When Bush named Mary Sheila Gall on April 17 as his nominee to head the Consumer Product Safety Commission, consumer advocates were left fuming. Gall, who has served on the panel since 1991, has been critical of current chairwoman Ann Brown, a Clinton appointee who led a proactive commission that aggressively issued recalls on products deemed unsafe.
Often at odds with Brown, Gall criticized her for the "procession of proclamations issued by this agency on behalf of the federal Nanny State" in a 1999 interview with USA Today. Gall has opposed Brown's crusade against baby bath seats, which have been linked to 67 child deaths. Brown pushed to ban the seats, while Gall says the problem is simply that adults don't employ them properly.

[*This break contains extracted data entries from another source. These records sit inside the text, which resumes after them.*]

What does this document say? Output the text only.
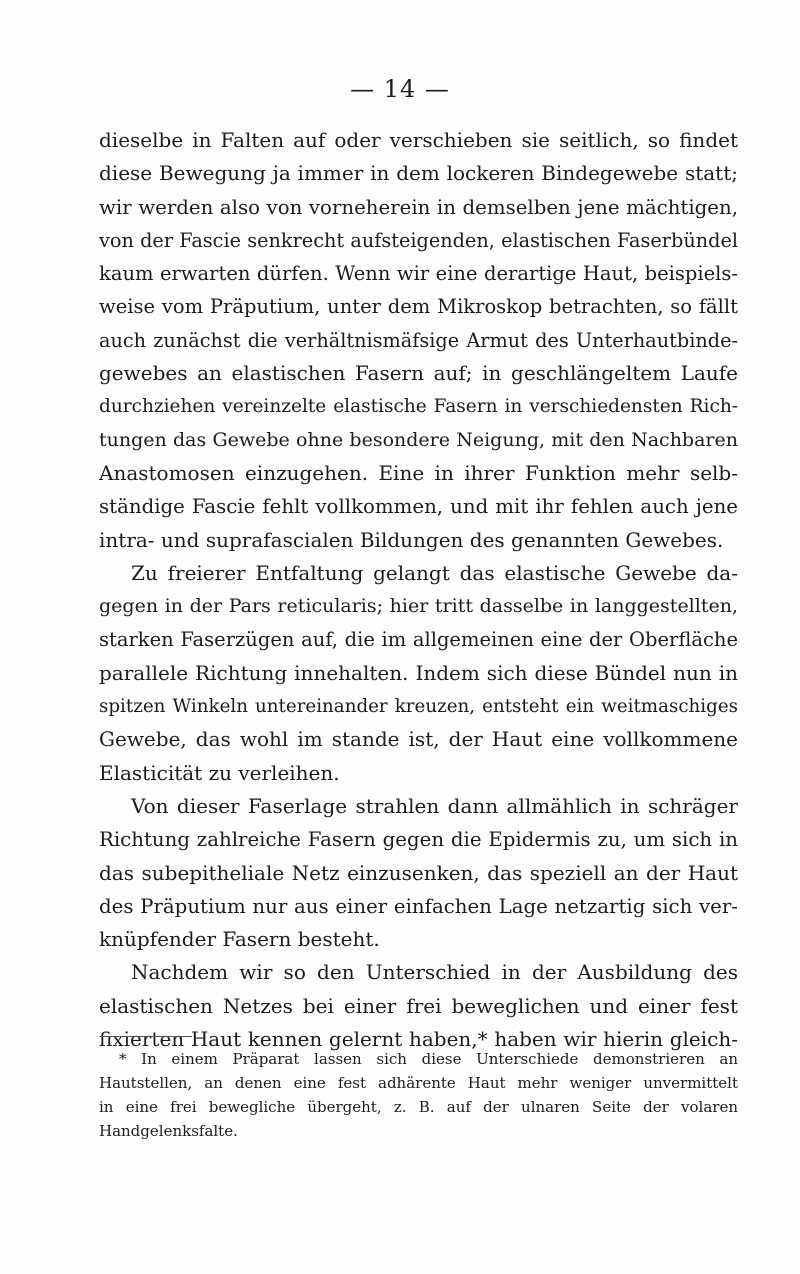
— 14 —
dieselbe in Falten auf oder verschieben sie seitlich, so findet
diese Bewegung ja immer in dem lockeren Bindegewebe statt;
wir werden also von vorneherein in demselben jene mächtigen,
von der Fascie senkrecht aufsteigenden, elastischen Faserbündel
kaum erwarten dürfen. Wenn wir eine derartige Haut, beispiels-
weise vom Präputium, unter dem Mikroskop betrachten, so fällt
auch zunächst die verhältnismäfsige Armut des Unterhautbinde-
gewebes an elastischen Fasern auf; in geschlängeltem Laufe
durchziehen vereinzelte elastische Fasern in verschiedensten Rich-
tungen das Gewebe ohne besondere Neigung, mit den Nachbaren
Anastomosen einzugehen. Eine in ihrer Funktion mehr selb-
ständige Fascie fehlt vollkommen, und mit ihr fehlen auch jene
intra- und suprafascialen Bildungen des genannten Gewebes.
Zu freierer Entfaltung gelangt das elastische Gewebe da-
gegen in der Pars reticularis; hier tritt dasselbe in langgestellten,
starken Faserzügen auf, die im allgemeinen eine der Oberfläche
parallele Richtung innehalten. Indem sich diese Bündel nun in
spitzen Winkeln untereinander kreuzen, entsteht ein weitmaschiges
Gewebe, das wohl im stande ist, der Haut eine vollkommene
Elasticität zu verleihen.
Von dieser Faserlage strahlen dann allmählich in schräger
Richtung zahlreiche Fasern gegen die Epidermis zu, um sich in
das subepitheliale Netz einzusenken, das speziell an der Haut
des Präputium nur aus einer einfachen Lage netzartig sich ver-
knüpfender Fasern besteht.
Nachdem wir so den Unterschied in der Ausbildung des
elastischen Netzes bei einer frei beweglichen und einer fest
fixierten Haut kennen gelernt haben,* haben wir hierin gleich-
* In einem Präparat lassen sich diese Unterschiede demonstrieren an
Hautstellen, an denen eine fest adhärente Haut mehr weniger unvermittelt
in eine frei bewegliche übergeht, z. B. auf der ulnaren Seite der volaren
Handgelenksfalte.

And in a March 22 letter to the editor in USA Today, Gall again distanced herself from Brown. Brown had been critical of Burger King restaurants for not moving quickly enough to recall 400,000 "Rattling, Paddling Riverboat" toys found in Burger King Kid's Meals, which posed a choking hazard.
Brown's quote earned this rebuke from Gall: "In my more than nine years of experience as a commissioner, this recall was one of the fastest I have seen, and the public should not be misled into believing that it was in any way deficient or untimely."
Rachel Weintraub, a staff attorney at U.S. PIRG, says: "Under commissioner Brown, the CPSC developed a reputation for being a true advocate for consumer protection. We hope this tradition will continue with Mary Sheila Gall, but we have been consistently disappointed in her record." Weintraub says Gall's philosophy is "rooted in the belief that that industry should regulate itself."
This day in Bush history
April 25, 1996: Gov. George W. Bush issued an executive order creating the Governor's Task Force Against Driving While Intoxicated. The task force's mission, Bush said, would be to seek public input and coordinate state activities to reduce drunken driving and drunken boating.